----- Original Message -----
Hi Dave and list,
I guess you still remember that a few weeks ago Wen has sent a patch which intends
to use register values in NT_PRSTATUS notes for backtracing if no panic task was
found. Thanks for your review and the suggestions are very useful.
However, Wen was busy with other work for these days, so I'll continue with this
work and now the 2rd version patch is attached.
v2: Address review feedbacks.
1) Set up a flag in pc->flags2 and it's determined during the diskdump file init
procedure.
2) Seperate code according to the that flag.
3) Also, we've done some tests on dumpfile of xen kernel and the trouble described
in the previous mail was gone.
So we're looking forward to your feedback and if you still have any problems with
it, please tell us.
Thanks,
Wang Chao
Hello Wang,
I haven't had a chance to run a complete test of this latest patch,
but I do have several suggestions.
diskdump.c:
Put the nt_prstatus_percpu array pointer and the num_prstatus_notes
into the diskdump_data structure -- like you did with the notes_buf.
Make nt_prstatus_percpu a pointer that gets allocated and initialized
only if necessary -- because if it's not used, it's a waste of space.
In read_dump_header(), when dd->notes_buf is malloc()'d, malloc() the
dd->nt_prstatus_percpu array.
And at the bottom of read_dump_header(), free both the dd->notes_buf
and the dd->nt_prstatus_percpu array if they exist, under the "err:"
label:
err:
...
if (dd->notes_buf)
free(dd->notes_buf);
if (dd->nt_prstatus_percpu)
free(dd->nt_prstatus_percpu;
In order to be able to debug/understand why things may fail, especially
due to the exclusion of prstatus notes of offline cpus, it would be
very helpful to be able to see the dd->nt_prstatus pointers for
each cpu. Similar to what is done with the vmcoreinfo data, can
you add a section to __diskdump_dump_header():
if (dh->header_version >= 3) {
fprintf(fp, " offset_vmcoreinfo: %lx\n",
(ulong)dd->sub_header_kdump->offset_vmcoreinfo);
fprintf(fp, " size_vmcoreinfo: %lu\n",
dd->sub_header_kdump->size_vmcoreinfo);
if (dd->sub_header_kdump->offset_vmcoreinfo &&
dd->sub_header_kdump->size_vmcoreinfo) {
dump_vmcoreinfo(fp);
}
}
if (dh->header_version >= 4) {
fprintf(fp, " offset_note: %lx\n",
(ulong)dd->sub_header_kdump->offset_note);
fprintf(fp, " size_note: %lu\n",
dd->sub_header_kdump->size_note);
here ==================>
}
Call a function that dumps the file offset of each cpu's nt_prstatus data.
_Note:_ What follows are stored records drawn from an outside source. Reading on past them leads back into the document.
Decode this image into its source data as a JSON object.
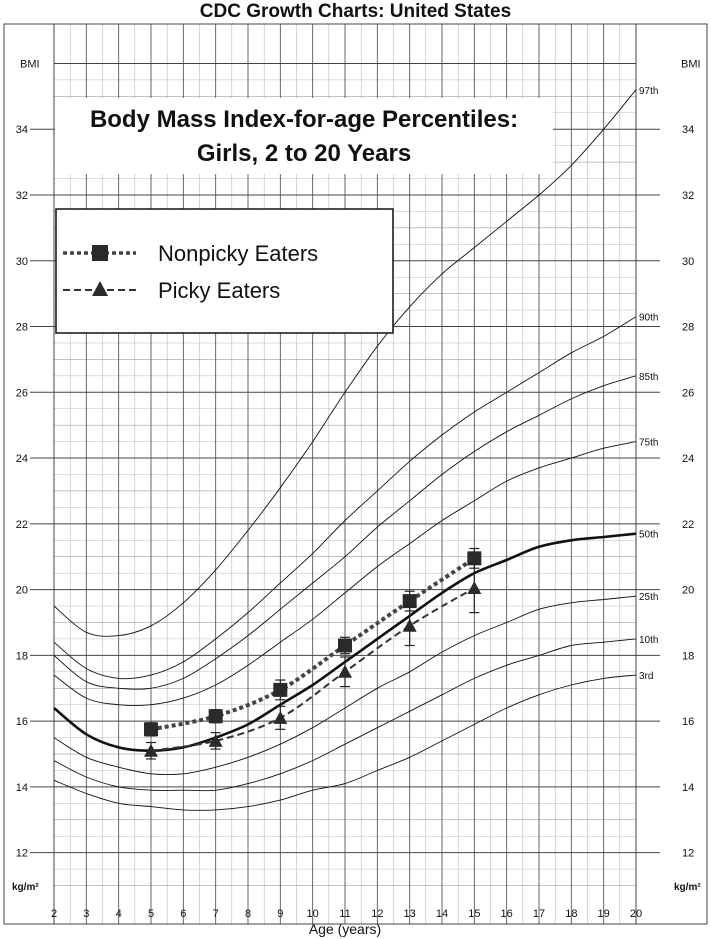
{
  "page_title": "CDC Growth Charts: United States",
  "chart_data": {
    "type": "line",
    "title": "Body Mass Index-for-age Percentiles:",
    "subtitle": "Girls, 2 to 20 Years",
    "xlabel": "Age (years)",
    "ylabel": "BMI",
    "unit_label": "kg/m²",
    "xlim": [
      2,
      20
    ],
    "ylim": [
      10.5,
      36.5
    ],
    "x_ticks": [
      2,
      3,
      4,
      5,
      6,
      7,
      8,
      9,
      10,
      11,
      12,
      13,
      14,
      15,
      16,
      17,
      18,
      19,
      20
    ],
    "y_ticks": [
      12,
      14,
      16,
      18,
      20,
      22,
      24,
      26,
      28,
      30,
      32,
      34
    ],
    "grid": true,
    "legend_position": "top-left",
    "percentile_curves": [
      {
        "name": "97th",
        "x": [
          2,
          3,
          4,
          5,
          6,
          7,
          8,
          9,
          10,
          11,
          12,
          13,
          14,
          15,
          16,
          17,
          18,
          19,
          20
        ],
        "y": [
          19.5,
          18.7,
          18.6,
          18.9,
          19.6,
          20.6,
          21.8,
          23.1,
          24.5,
          26.0,
          27.4,
          28.6,
          29.6,
          30.4,
          31.2,
          32.0,
          32.9,
          34.0,
          35.2
        ]
      },
      {
        "name": "90th",
        "x": [
          2,
          3,
          4,
          5,
          6,
          7,
          8,
          9,
          10,
          11,
          12,
          13,
          14,
          15,
          16,
          17,
          18,
          19,
          20
        ],
        "y": [
          18.4,
          17.6,
          17.3,
          17.4,
          17.8,
          18.5,
          19.3,
          20.2,
          21.1,
          22.1,
          23.0,
          23.9,
          24.7,
          25.4,
          26.0,
          26.6,
          27.2,
          27.7,
          28.3
        ]
      },
      {
        "name": "85th",
        "x": [
          2,
          3,
          4,
          5,
          6,
          7,
          8,
          9,
          10,
          11,
          12,
          13,
          14,
          15,
          16,
          17,
          18,
          19,
          20
        ],
        "y": [
          18.0,
          17.2,
          17.0,
          17.0,
          17.3,
          17.9,
          18.6,
          19.4,
          20.2,
          21.0,
          21.9,
          22.7,
          23.5,
          24.2,
          24.8,
          25.3,
          25.8,
          26.2,
          26.5
        ]
      },
      {
        "name": "75th",
        "x": [
          2,
          3,
          4,
          5,
          6,
          7,
          8,
          9,
          10,
          11,
          12,
          13,
          14,
          15,
          16,
          17,
          18,
          19,
          20
        ],
        "y": [
          17.4,
          16.7,
          16.5,
          16.5,
          16.7,
          17.1,
          17.7,
          18.4,
          19.1,
          19.9,
          20.7,
          21.4,
          22.1,
          22.7,
          23.3,
          23.7,
          24.0,
          24.3,
          24.5
        ]
      },
      {
        "name": "50th",
        "x": [
          2,
          3,
          4,
          5,
          6,
          7,
          8,
          9,
          10,
          11,
          12,
          13,
          14,
          15,
          16,
          17,
          18,
          19,
          20
        ],
        "y": [
          16.4,
          15.6,
          15.2,
          15.1,
          15.2,
          15.5,
          15.9,
          16.5,
          17.1,
          17.8,
          18.5,
          19.2,
          19.9,
          20.5,
          20.9,
          21.3,
          21.5,
          21.6,
          21.7
        ]
      },
      {
        "name": "25th",
        "x": [
          2,
          3,
          4,
          5,
          6,
          7,
          8,
          9,
          10,
          11,
          12,
          13,
          14,
          15,
          16,
          17,
          18,
          19,
          20
        ],
        "y": [
          15.5,
          14.9,
          14.6,
          14.4,
          14.4,
          14.6,
          14.9,
          15.3,
          15.8,
          16.4,
          17.0,
          17.5,
          18.1,
          18.6,
          19.0,
          19.4,
          19.6,
          19.7,
          19.8
        ]
      },
      {
        "name": "10th",
        "x": [
          2,
          3,
          4,
          5,
          6,
          7,
          8,
          9,
          10,
          11,
          12,
          13,
          14,
          15,
          16,
          17,
          18,
          19,
          20
        ],
        "y": [
          14.8,
          14.3,
          14.0,
          13.9,
          13.9,
          13.9,
          14.1,
          14.4,
          14.8,
          15.3,
          15.8,
          16.3,
          16.8,
          17.3,
          17.7,
          18.0,
          18.3,
          18.4,
          18.5
        ]
      },
      {
        "name": "3rd",
        "x": [
          2,
          3,
          4,
          5,
          6,
          7,
          8,
          9,
          10,
          11,
          12,
          13,
          14,
          15,
          16,
          17,
          18,
          19,
          20
        ],
        "y": [
          14.2,
          13.8,
          13.5,
          13.4,
          13.3,
          13.3,
          13.4,
          13.6,
          13.9,
          14.1,
          14.5,
          14.9,
          15.4,
          15.9,
          16.4,
          16.8,
          17.1,
          17.3,
          17.4
        ]
      }
    ],
    "series": [
      {
        "name": "Nonpicky Eaters",
        "marker": "square",
        "x": [
          5,
          7,
          9,
          11,
          13,
          15
        ],
        "y": [
          15.75,
          16.15,
          16.95,
          18.3,
          19.65,
          20.95
        ],
        "err": [
          0.2,
          0.2,
          0.3,
          0.25,
          0.3,
          0.3
        ]
      },
      {
        "name": "Picky Eaters",
        "marker": "triangle",
        "x": [
          5,
          7,
          9,
          11,
          13,
          15
        ],
        "y": [
          15.1,
          15.4,
          16.1,
          17.5,
          18.9,
          20.05
        ],
        "err": [
          0.25,
          0.25,
          0.35,
          0.45,
          0.6,
          0.75
        ]
      }
    ]
  }
}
Then, if necessary, any cpu's register set can be read with "rd -f".
netdump.c:
In get_netdump_regs_x86(), both of these settings are incorrect:
user_regs = get_regs_from_note((char *)note, &ip, &sp);
=====> bt->flags |= BT_KDUMP_ELF_REGS;
if (is_kernel_text(ip) &&
(((sp >= GET_STACKBASE(bt->task)) &&
(sp < GET_STACKTOP(bt->task))) ||
in_alternate_stack(bt->tc->processor, sp))) {
*eip = ip;
*esp = sp;
=====> bt->flags |= BT_KERNEL_SPACE;
return;
}
Neither of these flags should be set there. BT_KDUMP_ELF_REGS
is only applicable to x86_64, and BT_KERNEL_SPACE is only
appicable to kvmdump dumpfiles.
Finally, in the interest of paranoia, give the user the capability
of *not* using this facility. In main.c, create a "--no_elf_notes"
option (similar to "--zero_excluded"), and have it set a NO_ELF_NOTES
bit in the globally-accessible "*diskdump_flags". As an example, see
how ZERO_EXCLUDED is set, used, and accessed. Then in read_dump_header()
skip the new ELF setup if that flag is set. It will not be necessary
to go as creating a new environment variable like "zero_excluded", but
it would be nice to be able to restrict its use on the crash invocation
command line.
Thanks,
Dave